I attended a “Google Analytics Premium Event” today sponsored by Google and Blast Advanced Media. The Google team was pitching their GA Premium product which was recently released and is offered at $150,000/year for the annual license fee. They say they have 20+ clients including Gucci, Papa John’s Pizza and Travelocity. It’s a “fixed cost” (or what they call “no penalty for growth”) for up to 1 billion hits/month compared to the free Standard version which allows for 10 million hits/month. In addition to this extra processing power, the Premium product offers data freshness (getting the data within 2-4 hours vs. up to 24 hours for Standard) and unsampled reports. I will not go into the details since all you need to do is Google “Google Analytics Premium” and you will get adequate results, I’m sure.
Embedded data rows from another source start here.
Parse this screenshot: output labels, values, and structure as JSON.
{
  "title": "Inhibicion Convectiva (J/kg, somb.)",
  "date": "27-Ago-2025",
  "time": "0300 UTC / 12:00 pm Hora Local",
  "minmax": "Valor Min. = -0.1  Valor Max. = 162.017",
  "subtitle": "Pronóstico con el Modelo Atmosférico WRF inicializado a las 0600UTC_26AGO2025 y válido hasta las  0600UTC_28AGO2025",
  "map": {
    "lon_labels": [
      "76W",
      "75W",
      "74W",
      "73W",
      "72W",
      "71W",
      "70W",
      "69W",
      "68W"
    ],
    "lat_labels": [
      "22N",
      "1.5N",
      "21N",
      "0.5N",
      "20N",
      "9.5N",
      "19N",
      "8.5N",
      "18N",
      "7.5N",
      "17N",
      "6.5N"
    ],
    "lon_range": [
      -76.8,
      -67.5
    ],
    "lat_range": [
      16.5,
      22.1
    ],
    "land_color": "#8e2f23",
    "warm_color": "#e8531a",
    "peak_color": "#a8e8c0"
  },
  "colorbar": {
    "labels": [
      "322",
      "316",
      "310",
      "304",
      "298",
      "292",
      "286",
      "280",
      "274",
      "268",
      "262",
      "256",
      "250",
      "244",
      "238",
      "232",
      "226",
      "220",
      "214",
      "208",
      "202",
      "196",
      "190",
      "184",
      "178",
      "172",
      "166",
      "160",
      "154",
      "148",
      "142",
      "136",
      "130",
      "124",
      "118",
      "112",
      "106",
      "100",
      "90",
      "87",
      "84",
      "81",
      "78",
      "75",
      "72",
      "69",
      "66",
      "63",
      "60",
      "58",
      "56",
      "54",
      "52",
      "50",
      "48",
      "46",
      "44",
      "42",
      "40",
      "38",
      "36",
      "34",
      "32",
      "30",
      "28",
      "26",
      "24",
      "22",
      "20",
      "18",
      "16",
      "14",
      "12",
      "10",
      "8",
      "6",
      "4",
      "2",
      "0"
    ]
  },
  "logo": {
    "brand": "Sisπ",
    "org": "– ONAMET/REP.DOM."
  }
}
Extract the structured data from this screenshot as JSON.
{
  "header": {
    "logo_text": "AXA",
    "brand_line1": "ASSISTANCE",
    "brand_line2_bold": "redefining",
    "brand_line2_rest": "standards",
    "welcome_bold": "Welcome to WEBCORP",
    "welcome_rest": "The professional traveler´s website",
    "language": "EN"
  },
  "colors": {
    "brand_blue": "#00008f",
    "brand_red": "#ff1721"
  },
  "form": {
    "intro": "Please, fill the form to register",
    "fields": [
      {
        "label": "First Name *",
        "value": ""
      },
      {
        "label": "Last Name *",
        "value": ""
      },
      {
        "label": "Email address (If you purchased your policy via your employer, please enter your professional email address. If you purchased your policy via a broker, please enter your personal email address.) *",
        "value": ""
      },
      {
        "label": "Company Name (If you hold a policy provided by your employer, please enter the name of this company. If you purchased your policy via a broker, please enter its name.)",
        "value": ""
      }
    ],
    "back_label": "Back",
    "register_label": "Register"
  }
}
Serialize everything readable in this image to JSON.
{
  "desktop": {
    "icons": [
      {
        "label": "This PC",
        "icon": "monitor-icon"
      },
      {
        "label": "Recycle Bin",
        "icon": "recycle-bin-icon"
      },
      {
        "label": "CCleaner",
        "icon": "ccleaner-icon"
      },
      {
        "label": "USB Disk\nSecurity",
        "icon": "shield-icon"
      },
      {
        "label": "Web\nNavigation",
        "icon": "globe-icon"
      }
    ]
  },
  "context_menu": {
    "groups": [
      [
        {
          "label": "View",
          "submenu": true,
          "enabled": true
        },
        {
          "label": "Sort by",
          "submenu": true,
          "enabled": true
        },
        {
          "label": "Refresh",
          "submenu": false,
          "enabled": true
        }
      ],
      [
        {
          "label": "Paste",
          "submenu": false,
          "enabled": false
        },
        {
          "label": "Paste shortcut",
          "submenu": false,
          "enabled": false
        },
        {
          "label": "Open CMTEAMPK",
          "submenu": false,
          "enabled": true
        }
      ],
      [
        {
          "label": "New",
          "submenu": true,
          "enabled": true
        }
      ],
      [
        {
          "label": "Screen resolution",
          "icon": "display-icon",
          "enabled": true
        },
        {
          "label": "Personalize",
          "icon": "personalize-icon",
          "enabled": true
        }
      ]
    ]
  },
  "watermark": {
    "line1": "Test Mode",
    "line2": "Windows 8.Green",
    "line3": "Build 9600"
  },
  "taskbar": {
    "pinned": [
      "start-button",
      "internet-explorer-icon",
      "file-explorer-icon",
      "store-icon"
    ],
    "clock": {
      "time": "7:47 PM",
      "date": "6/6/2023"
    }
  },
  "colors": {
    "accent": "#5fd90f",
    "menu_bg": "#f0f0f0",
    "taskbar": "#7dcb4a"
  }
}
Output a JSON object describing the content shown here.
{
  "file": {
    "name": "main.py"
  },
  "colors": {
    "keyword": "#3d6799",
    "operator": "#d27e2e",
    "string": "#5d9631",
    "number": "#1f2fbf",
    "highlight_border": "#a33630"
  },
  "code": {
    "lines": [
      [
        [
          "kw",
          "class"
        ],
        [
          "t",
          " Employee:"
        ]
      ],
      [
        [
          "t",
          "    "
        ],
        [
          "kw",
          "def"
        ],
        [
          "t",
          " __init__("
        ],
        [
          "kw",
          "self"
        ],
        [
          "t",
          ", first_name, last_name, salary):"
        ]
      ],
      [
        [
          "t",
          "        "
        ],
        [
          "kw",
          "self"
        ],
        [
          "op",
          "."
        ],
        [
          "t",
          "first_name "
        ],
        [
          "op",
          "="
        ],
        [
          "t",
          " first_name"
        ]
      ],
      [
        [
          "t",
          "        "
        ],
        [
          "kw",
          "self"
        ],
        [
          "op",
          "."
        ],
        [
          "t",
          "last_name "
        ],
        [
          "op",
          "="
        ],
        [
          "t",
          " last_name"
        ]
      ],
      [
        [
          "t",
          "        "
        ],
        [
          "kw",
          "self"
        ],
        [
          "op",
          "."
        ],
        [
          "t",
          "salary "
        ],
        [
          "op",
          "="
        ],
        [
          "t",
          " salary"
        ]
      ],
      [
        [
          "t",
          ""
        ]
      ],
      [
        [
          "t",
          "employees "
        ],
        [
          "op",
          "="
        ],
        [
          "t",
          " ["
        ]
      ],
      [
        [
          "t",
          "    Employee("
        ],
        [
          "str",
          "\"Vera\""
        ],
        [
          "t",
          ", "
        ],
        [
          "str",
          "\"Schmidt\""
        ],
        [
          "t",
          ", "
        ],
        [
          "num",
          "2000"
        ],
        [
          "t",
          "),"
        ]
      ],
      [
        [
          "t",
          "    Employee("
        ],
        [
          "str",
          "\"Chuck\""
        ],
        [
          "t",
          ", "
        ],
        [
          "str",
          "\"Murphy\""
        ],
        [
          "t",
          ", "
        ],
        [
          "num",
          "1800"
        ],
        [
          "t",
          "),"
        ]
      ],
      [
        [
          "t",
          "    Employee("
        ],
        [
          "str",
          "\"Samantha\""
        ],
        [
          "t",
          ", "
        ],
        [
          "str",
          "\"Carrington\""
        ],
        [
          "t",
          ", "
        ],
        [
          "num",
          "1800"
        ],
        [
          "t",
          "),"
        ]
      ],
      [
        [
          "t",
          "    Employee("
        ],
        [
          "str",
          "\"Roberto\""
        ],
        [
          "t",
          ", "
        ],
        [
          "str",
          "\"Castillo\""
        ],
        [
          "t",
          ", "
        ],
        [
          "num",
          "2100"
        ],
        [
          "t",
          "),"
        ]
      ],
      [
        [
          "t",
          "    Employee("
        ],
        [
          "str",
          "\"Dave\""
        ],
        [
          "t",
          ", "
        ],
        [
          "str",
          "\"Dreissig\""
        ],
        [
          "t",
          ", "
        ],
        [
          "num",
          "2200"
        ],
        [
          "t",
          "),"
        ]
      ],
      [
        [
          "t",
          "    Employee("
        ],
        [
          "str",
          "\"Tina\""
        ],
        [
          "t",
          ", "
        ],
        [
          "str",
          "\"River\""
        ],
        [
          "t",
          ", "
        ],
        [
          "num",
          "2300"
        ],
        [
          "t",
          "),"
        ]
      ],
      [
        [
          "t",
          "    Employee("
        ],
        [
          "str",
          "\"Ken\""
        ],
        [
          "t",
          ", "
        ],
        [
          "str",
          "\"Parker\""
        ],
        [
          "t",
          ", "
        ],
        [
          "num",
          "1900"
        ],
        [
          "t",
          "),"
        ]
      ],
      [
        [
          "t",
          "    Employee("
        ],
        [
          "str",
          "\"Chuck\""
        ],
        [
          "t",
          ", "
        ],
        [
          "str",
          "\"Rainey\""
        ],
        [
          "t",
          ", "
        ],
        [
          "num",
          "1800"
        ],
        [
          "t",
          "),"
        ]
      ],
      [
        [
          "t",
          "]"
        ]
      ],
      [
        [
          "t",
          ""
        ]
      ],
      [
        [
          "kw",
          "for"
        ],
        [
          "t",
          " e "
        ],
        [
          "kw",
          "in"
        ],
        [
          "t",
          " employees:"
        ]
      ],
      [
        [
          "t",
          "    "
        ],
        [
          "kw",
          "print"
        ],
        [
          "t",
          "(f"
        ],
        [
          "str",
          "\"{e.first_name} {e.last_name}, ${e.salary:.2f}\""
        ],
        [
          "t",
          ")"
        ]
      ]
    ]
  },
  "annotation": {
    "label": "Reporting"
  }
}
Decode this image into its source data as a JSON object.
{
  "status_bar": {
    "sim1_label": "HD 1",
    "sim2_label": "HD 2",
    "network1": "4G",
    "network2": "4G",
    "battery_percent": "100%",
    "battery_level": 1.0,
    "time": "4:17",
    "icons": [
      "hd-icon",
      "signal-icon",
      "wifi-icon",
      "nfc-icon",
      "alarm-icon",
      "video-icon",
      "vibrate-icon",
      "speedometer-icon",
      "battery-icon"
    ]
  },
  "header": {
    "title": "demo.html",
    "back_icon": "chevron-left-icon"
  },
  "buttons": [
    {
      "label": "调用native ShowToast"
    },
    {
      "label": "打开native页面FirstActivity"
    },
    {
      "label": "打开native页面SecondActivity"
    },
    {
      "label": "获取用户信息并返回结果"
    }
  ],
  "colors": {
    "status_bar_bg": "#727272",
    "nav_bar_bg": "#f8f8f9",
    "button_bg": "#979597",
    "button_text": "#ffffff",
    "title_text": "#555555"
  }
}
The Google team did talk about the Standard version (AFTER the more expensive Premium version) and I did leave with some take-aways. First, data does not exist in a vacuum. It’s easy to create segments. A segment is defined as a subset with one thing in common. An advanced segment is a subset with two things in common and a really advanced segment is an extremely specific subset. So the key is the discovery of informative segments within the data. And the purpose of segmenting is to analyze the process of acquisition, behavior and outcome. For example, social media traffic (acquisition) are visiting sites (behavior) and they become purchasing visitors at a value of x dollars (outcome). The result of this process is actionable insight. One of the Google team members referred to a quote which summarizes the essence of this approach: “Analyzing data in aggregate is a crime.” ~ Avinash Kaushik (2008)

There are other (powerful) analytics tools out there like UrchinAdobe Sitecatalyst  and Webtrends. And I’m wondering if current users there will eventually transition to GA. Will they become fans of the Google Swag?